Our theme for the month of June is “Sex and the Church.”
I have blushed and blundered and nodded and smiled my way through many a conversation that branches into unfamiliar slang territory, especially of the sexual variety. During my freshman year of college, I was more familiar with 1930s phrases such as “makin’ whoopie” than I was with the term “to bang.” This particular gap in my knowledge had embarrassing consequences when I told a room full of my peers that “banging” was my pet peeve. Of course, I meant people who nervously tap things, but that’s what not what everyone else immediately thought.
But I don’t believe that I’m the only one who has felt out-of-the-know. Sex and bodies have offered humankind an endless reservoir of ever-evolving euphemisms, some of which are obvious, while others remain obscured by their cultural and temporal specificity.
Lest you think sexual euphemisms and imagery stray too far from this month’s post calvin theme, let’s take a quick and superficial dive into the wild world of the Middle Ages, an era when the church prescribed all patterns of human behavior, including when and how to have sex. For example, the medieval church declared you could not have sex on Sundays (or Thursdays, Fridays, or Saturdays) or during certain chunks (long chunks) of the church calendar like Advent or Lent. And, if you must have sex, only the missionary position was sanctioned and excessive caressing was discouraged. Sex should be a quick in and out with procreation as the only objective.
Here’s another of my favorite medieval sex tips: a man should wear a hat during sex, lest his wife suck out all his body heat. According to the anatomical structure of the four humors (the liquids they believed made up the human body), women tended to be cold and wet, while men, as befit their supposedly superior intellects, were warm and dry. A hat could help the man retain his heat against his wife’s clammy coolness.

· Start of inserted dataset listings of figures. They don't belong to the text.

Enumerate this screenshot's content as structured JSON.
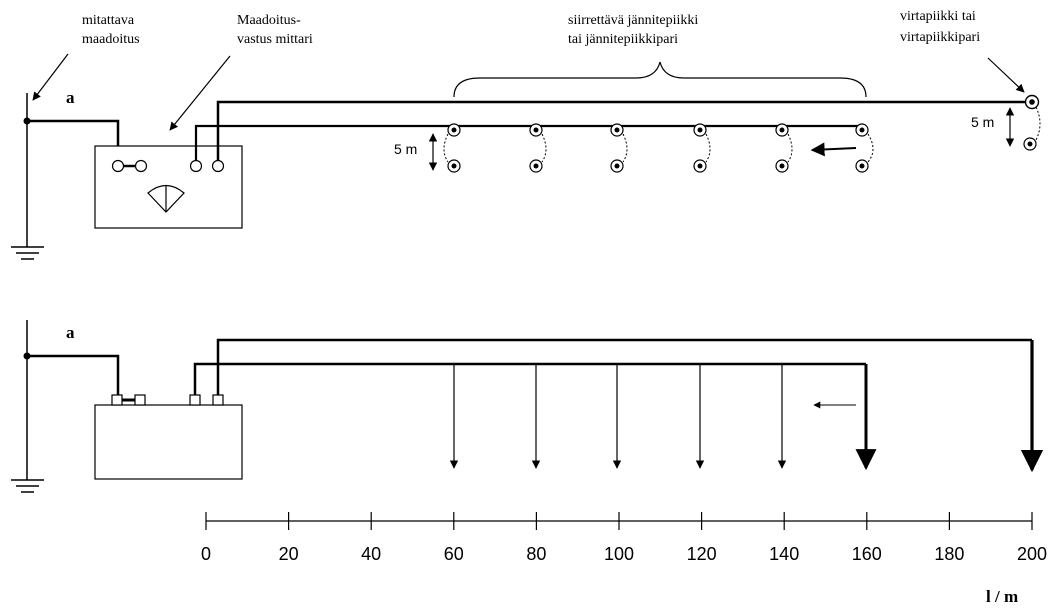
{
  "labels": {
    "measured_earth": [
      "mitattava",
      "maadoitus"
    ],
    "meter": [
      "Maadoitus-",
      "vastus mittari"
    ],
    "moving_probe": [
      "siirrettävä jännitepiikki",
      "tai jännitepiikkipari"
    ],
    "current_probe": [
      "virtapiikki tai",
      "virtapiikkipari"
    ],
    "point_a_top": "a",
    "point_a_bottom": "a",
    "spacing_left": "5 m",
    "spacing_right": "5 m"
  },
  "axis": {
    "ticks": [
      0,
      20,
      40,
      60,
      80,
      100,
      120,
      140,
      160,
      180,
      200
    ],
    "unit_label": "l / m"
  },
  "probe_positions_m": [
    60,
    80,
    100,
    120,
    140,
    160
  ],
  "current_probe_position_m": 200,
  "colors": {
    "ink": "#000000",
    "background": "#ffffff"
  }
}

As twenty-first century people, we are quite “out-of-the-know” when it comes to jokes about medieval sex culture. So gird your loins, and I’ll illuminate some of the more subtle “need-to-knows” about the objects that often symbolized sex in the Middle Ages.
Fruit, especially with seeds
Lots of different fruits can take on a sexual flavor with a bit of imagination. Anything with a lot of seeds— like strawberries or pomegranates—were medieval favorites. Also, figs, because of their dark exterior and red interiors, were considered symbolic of female genitalia, while pears represented a male. Think of these as the eggplant emojis of their time.
Animals, in general
Animals often represent the beastial human passions. But certain animals took on more specific connotations—even the most innocent and cuddly creatures. A sleeping dog could denote a hiatus from sexual chastity. Rabbits were associated with a willingness to breed.
Even squirrels could become a sex symbol. (Warning: if you happen to think squirrels are cute creatures, maybe skip this part. But, if you, like me, already think squirrels are nasty, garbage-bloated vermin, then read on!)
In one medieval French tale, a lady asks a man what he holding beneath his tunic. He says it is a “squirrel,” and he asks if he can put the squirrel into her belly so that it can “eat some nuts.” The willing lady encourages the squirrel to eat up.(1)
Anything round-ish that opens
You name it, if it is round-ish and can be opened, poked, and somehow marked as having been penetrated—it could be a medieval symbol for a vagina. Oysters reminded medieval readers or viewers of the precious pearls inside, waiting to be plucked. Rings receive fingers, the open pages of a book are punctured by the pen. The famous poem “The Romance of Rose” literally revolves around an elusive, erotically charged rose with titillating metaphorical petals that are peeled back.
Anything that pierces
Needles, plows, pens, swords, scabbards, protruding shoes, arrows, towers. Get the point?
The obvious
And then there’s stuff that needs less explanation. Lots of medieval art is overtly sexual. You don’t really have to guess that a painting depicting a nun collecting male genitalia off a tree has something to do with sex! Some medieval visual culture is as boldly bawdy now as the day it was made.
Of course, what continues to be a mystery is why the Middle Ages were so rife with sexual imagery, which appears even as decoration in the margins of holy books. What was the context? Would everyone have been in on these jokes or just a limited literate audience? Are images of lusty apes in a prayer book satirical? Cautionary? Or just goofy? Today, scholars still surmise and wonder about these images, and there are fascinating studies that seek to answers these “whys.” But a full understanding may always remain somewhat mysterious— lost to ribald ages past.
(1) Lucy Freeman Sandler, “A Bawdy Betrothal in the Ormesby Psalter,” in Tribute to Lotte Brand Phillip: Art Historian and Detective, ed. W.W. Clark et al (NY: 1985): 155-59.

After a trial-by-fire year as public school substitute teacher and fly-by-night freelancer, Julia will shed the tribulations of the work-world to embark on a MA in art history and museum studies at Case Western Reserve University in Cleveland, OH. If you are in town, she’ll gladly take you to a local museum. She enjoys walks, leopard print, and good conversation.